Description
Microfluidic systems enable precise fluid handling at the microscale and offer huge potential for integrating multiple functions for rapid, on-chip analysis (Petruzzellis et al., 2024). In this context, while numerous studies have successfully focused on device fabrication and particle manipulation within microchannels, the downstream detection often still relies on off-chip tools such as microscopes and particle counters (Shi et al., 2024). Embedding photoacoustic (PA) detection into microfluidic platforms for particle detection and counting could represent an effective strategy to integrate sensing functionalities directly onto the microfluidic chip (Kishor et al., 2017). PA detection is a label-free technique based on the optical absorption of short laser pulses, which induce pressure waves through thermoelastic expansion. Then, it is inherently background-free, as signals originate exclusively from absorbing analytes, and it overcomes the limitations of conventional absorption detection associated with weak absorption, light scattering, and opaque samples. Moreover, PA detection enables multiparameter analysis by probing the optical, mechanical, and thermal properties of the particles in the fluid (Barbosa & Mendes, 2022), providing information on cell size, morphology, and internal structures (Yao & Wang, 2013).

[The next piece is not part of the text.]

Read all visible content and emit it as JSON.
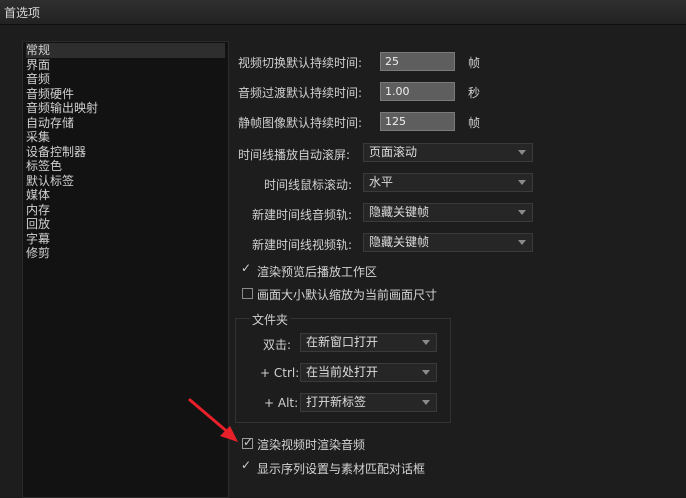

Despite this potential, a critical gap persists at the single-particle scale: the intrinsic thermoacoustic response of micrometer-sized polymer particles—especially polystyrene (PS), widely used as calibration standards and microplastic surrogates—has not been systematically characterized. Most existing studies focus on ensemble behavior, leaving unresolved the fundamental mechanisms governing heat deposition, elastic deformation, and acoustic emission from individual particles, as well as their propagation in the fluid (Schnepf, von Moers-Meßmer, & Brümmer, 2023).

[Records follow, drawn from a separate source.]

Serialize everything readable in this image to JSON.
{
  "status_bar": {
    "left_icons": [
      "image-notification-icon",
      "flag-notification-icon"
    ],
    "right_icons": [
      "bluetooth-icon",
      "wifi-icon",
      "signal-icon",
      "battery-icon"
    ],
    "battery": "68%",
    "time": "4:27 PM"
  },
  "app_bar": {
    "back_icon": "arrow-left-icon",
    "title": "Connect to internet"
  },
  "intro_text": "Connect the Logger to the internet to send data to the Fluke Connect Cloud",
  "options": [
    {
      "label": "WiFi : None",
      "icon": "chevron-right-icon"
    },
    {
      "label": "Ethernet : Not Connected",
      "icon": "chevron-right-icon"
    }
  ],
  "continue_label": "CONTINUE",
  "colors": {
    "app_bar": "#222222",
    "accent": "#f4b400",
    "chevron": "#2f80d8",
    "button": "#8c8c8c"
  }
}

To address this gap, we present a first-principles, time-resolved multiphysics finite-element framework implemented in COMSOL Multiphysics as a digital twin of photoacoustic excitation of a single particle in a microfluidic environment. The model couples transient heat transfer, thermoelastic deformation of a dye-free PS microsphere, and acoustic wave generation and propagation in water under pulsed excitation at the PS intrinsic absorption band (around 3400 nm), where water absorption is limited. By varying the pulse duration from nanoseconds to milliseconds, we identified the transition from stress-confined impulsive excitation with elastic ringing to a quasi-static thermomechanical regime, and quantified how propagation reshapes signal amplitude and spectrum at standoff distances relevant for on-chip detection. For validation of the digital twin, we assembled a basic experimental setup consisting of a microfluidic device and a photoacoustic excitation system based on a Fabry–Perot interband cascade laser to excite PS microspheres in distilled water. This setup was used to experimentally verify the predicted pulse regimes and to analyze the resulting signal spectra.
Looking ahead, this workflow could be readily extended to biological specimens (cells, vesicles, aggregates) by adapting material parameters and geometries without altering the modeling architecture. In this way, it is expected to bridge controlled studies on PS particles with label-free assays on real samples, advancing computational and data-driven design, optimization, and interpretation of next-generation microfluidic platforms integrated with PA detection.